The `ServiceBus` (`api/service_bus.py`) is a pub/sub event system used for inter-service communication. Services publish events (e.g., `SERVICE_STARTED`, `CONFIG_CHANGED`, `PEER_CONNECTED`) and subscribe to events from dependencies. Dependency graph is declared in the bus — e.g., `wireguard` depends on `network`; `email` depends on `network` and `vault`.

`ConfigManager` (`api/config_manager.py`) is the single source of truth. Config lives in `/app/config/cell_config.json` (mapped from `config/api/`). All managers read/write through ConfigManager, which validates against per-service schemas and maintains automatic backups.

`LogManager` (`api/log_manager.py`) provides structured JSON logging with rotation (5 MB / 5 backups per service). Use it instead of `print()` or raw `logging`.

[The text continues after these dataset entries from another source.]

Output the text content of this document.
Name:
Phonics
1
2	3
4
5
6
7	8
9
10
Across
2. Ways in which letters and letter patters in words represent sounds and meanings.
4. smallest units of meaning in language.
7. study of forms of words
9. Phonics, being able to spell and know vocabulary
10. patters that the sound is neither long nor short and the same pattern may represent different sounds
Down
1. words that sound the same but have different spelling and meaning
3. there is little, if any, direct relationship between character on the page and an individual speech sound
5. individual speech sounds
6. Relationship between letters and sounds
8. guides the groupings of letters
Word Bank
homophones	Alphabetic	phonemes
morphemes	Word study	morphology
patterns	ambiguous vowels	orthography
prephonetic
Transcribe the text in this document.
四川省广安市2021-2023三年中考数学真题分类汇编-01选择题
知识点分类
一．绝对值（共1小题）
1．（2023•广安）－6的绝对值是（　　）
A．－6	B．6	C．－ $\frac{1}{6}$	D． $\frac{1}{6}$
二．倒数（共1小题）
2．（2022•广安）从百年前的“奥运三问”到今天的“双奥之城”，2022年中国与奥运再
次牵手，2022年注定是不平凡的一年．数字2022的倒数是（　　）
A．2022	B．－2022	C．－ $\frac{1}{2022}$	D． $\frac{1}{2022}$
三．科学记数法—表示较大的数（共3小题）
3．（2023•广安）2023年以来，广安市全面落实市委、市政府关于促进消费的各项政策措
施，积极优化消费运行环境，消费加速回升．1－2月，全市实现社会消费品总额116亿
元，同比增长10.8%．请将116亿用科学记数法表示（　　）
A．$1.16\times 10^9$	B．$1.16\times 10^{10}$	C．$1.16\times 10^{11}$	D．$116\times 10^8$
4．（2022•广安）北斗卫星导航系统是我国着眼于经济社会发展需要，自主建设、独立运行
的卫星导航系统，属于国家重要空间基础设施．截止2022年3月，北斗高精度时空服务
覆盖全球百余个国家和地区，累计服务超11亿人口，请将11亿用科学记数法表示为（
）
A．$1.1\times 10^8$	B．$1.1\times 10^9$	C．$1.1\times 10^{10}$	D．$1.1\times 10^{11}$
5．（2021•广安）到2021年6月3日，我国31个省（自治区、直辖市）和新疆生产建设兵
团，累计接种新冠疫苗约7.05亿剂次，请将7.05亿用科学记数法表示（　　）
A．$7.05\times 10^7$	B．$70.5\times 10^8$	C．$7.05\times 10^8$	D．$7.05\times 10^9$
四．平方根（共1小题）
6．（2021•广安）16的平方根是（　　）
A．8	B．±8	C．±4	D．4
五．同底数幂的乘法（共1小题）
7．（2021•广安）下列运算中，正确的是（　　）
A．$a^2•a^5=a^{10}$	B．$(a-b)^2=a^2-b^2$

`app.py` (2000+ lines) contains all Flask REST endpoints, organized by service. It runs a background health-monitoring thread.

Service managers:
- `network_manager.py` — DNS (CoreDNS), DHCP (dnsmasq), NTP (chrony)
- `wireguard_manager.py` — VPN peer lifecycle, QR codes
- `peer_registry.py` — peer registration/lookup
- `routing_manager.py` — NAT, firewall rules, VPN gateway
- `vault_manager.py` — internal certificate authority
- `email_manager.py` — Postfix + Dovecot
- `calendar_manager.py` — Radicale CalDAV/CardDAV
- `file_manager.py` — WebDAV storage
- `container_manager.py` — Docker SDK wrappers
- `cell_manager.py` — top-level orchestration

### Frontend (`webui/`)

React 18 + Vite + Tailwind CSS. All API calls go through `src/services/api.js` (Axios). Vite dev server proxies `/api` to `localhost:3000`. Pages in `src/pages/`, shared components in `src/components/`.

### Infrastructure

`docker-compose.yml` defines 13 services on a custom bridge network `cell-network` (172.20.0.0/16). Cell IPs default to 10.0.0.0/24. Key ports: 53 (DNS), 80/443 (Caddy), 3000 (API), 5173/8081 (WebUI), 51820/udp (WireGuard), 25/587/993 (mail), 5232 (CalDAV), 8080 (WebDAV).

Config files for each service live under `config/<service>/`. Persistent data is under `data/` (git-ignored). WireGuard configs are also git-ignored.

## Testing

Tests live in `tests/` (28 files). Use mocking (`pytest-mock`) for external system calls. Integration tests in `test_integration.py` require Docker services running.

## AI Collaboration Rules (Claude Code)

These rules apply to every Claude Code session in this repo:

- **Read memory first** — load `/home/roof/.claude/projects/-home-roof/memory/MEMORY.md` and referenced files at session start.
- **Dev machine context** — you are already on pic0 (192.168.31.51), the dev machine. Execute commands here directly; do not ask the user to run them.
- **Use all available agents** — spawn specialized sub-agents (pic-remote, pic-qa, pic-architect, etc.) for tasks that match their description.
- **make is the only interface** — never call docker/docker-compose directly. All container lifecycle operations go through `make start`, `make stop`, `make build`, `make logs`, etc.
- **Test every new feature** — after implementing any change, run `make test` before considering the task done.
- **Test before commit** — the pre-commit hook enforces this, but run `make test` manually first and fix all failures before staging files.